I have a DAG set up between 2 Exchange servers at 2 different sites, connected via a dedicated gigabit circuit. For some reason, every so often, the remote host will get removed from the active failover cluster membership (even though its online), then the two Exchange servers will get into a fight over who's the primary (event logs report that the "File Share Witness failed to arbitrarte for the file share", the file share does exist and the Exchange Trusted Subsystem does have admin rights on that box and on that share but the DAG setup box reports that it does not).

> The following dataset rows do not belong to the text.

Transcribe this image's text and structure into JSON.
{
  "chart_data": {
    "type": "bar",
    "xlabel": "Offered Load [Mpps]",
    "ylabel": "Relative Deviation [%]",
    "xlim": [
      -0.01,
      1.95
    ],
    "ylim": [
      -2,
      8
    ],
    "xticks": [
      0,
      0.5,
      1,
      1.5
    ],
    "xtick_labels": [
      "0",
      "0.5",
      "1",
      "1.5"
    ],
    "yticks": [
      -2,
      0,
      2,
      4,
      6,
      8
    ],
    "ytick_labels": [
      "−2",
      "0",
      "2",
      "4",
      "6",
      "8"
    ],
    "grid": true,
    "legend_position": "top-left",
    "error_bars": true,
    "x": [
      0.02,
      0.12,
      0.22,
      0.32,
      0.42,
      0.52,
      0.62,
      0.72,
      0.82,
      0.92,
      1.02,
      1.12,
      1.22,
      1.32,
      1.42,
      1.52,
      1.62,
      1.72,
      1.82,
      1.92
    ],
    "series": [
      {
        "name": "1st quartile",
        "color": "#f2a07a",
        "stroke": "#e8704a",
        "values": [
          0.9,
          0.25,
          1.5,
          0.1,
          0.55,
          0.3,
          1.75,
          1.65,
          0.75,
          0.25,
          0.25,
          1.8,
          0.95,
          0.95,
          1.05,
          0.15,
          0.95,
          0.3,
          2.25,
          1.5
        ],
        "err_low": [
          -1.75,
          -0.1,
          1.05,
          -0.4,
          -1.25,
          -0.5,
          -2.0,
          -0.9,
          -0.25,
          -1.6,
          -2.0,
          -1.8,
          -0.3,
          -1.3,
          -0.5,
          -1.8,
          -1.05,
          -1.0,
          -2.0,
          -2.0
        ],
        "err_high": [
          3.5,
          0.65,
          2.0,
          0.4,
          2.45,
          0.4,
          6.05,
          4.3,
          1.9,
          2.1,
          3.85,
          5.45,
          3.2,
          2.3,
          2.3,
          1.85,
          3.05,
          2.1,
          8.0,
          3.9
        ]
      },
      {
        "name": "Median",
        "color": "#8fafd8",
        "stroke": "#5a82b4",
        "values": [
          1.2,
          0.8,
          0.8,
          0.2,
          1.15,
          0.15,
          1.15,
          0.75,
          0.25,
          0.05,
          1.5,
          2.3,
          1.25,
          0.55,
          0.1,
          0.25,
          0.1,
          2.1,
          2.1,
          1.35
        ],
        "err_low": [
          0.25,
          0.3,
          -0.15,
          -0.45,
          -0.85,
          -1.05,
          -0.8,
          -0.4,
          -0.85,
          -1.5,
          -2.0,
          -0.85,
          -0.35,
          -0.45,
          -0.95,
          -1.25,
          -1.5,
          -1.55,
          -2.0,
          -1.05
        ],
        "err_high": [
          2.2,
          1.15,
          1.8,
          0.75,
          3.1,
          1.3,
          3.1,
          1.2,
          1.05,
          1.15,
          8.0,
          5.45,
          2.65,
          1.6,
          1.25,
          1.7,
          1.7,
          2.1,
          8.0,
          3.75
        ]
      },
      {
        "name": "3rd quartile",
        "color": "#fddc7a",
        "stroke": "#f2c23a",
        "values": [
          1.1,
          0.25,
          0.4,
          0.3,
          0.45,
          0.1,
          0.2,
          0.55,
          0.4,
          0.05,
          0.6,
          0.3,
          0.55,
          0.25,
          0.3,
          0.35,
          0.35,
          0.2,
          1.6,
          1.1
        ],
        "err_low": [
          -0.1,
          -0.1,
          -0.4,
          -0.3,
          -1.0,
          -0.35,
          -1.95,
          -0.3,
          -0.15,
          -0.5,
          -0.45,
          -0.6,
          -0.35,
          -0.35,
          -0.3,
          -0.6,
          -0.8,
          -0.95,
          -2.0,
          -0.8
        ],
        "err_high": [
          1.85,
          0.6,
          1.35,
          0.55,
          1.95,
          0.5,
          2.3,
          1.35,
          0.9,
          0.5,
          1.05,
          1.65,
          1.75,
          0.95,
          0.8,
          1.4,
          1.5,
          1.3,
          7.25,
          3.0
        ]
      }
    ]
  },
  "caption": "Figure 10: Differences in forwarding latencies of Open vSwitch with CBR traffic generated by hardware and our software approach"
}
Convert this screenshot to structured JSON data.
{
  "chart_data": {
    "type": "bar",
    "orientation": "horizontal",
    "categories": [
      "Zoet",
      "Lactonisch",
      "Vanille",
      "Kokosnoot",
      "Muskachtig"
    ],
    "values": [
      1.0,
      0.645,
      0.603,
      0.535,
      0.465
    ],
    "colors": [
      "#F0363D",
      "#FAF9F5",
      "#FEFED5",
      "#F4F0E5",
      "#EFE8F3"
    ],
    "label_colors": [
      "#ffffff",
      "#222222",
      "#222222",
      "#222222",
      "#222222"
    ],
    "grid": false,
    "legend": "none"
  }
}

then all the user's get prompted for a password and sometimes the entire thing goes down for a few minutes. Even Public Folders get knocked offline sometimes.
Its reporting that there are 3 different subnets (an access subnet, the iSCSI subnet, and a non-routable IPv6 subnet) and I have replication disabled on all but the access subnet. This is the same subnet where the DAG has its IP addresses (I gave it 2). Replication is disabled on the other two subnets.
Anyone run into this issue before?
Turns out this was a known issue with Exchange 2010, here's more information Exchange Team Blog
Try raising the default heartbeat limits.
http://technet.microsoft.com/en-us/library/dd197562%28WS.10%29.aspx
I would suggest 25 seconds for local servers and 50 seconds for WAN connections. This should help. If you use storage arrays and VMware and perform storage scans, it will cause fail-overs. If you use jumbo frames on iSCSI that is seen by your MAPI network, it can cause them. There are many reasons. I would start there.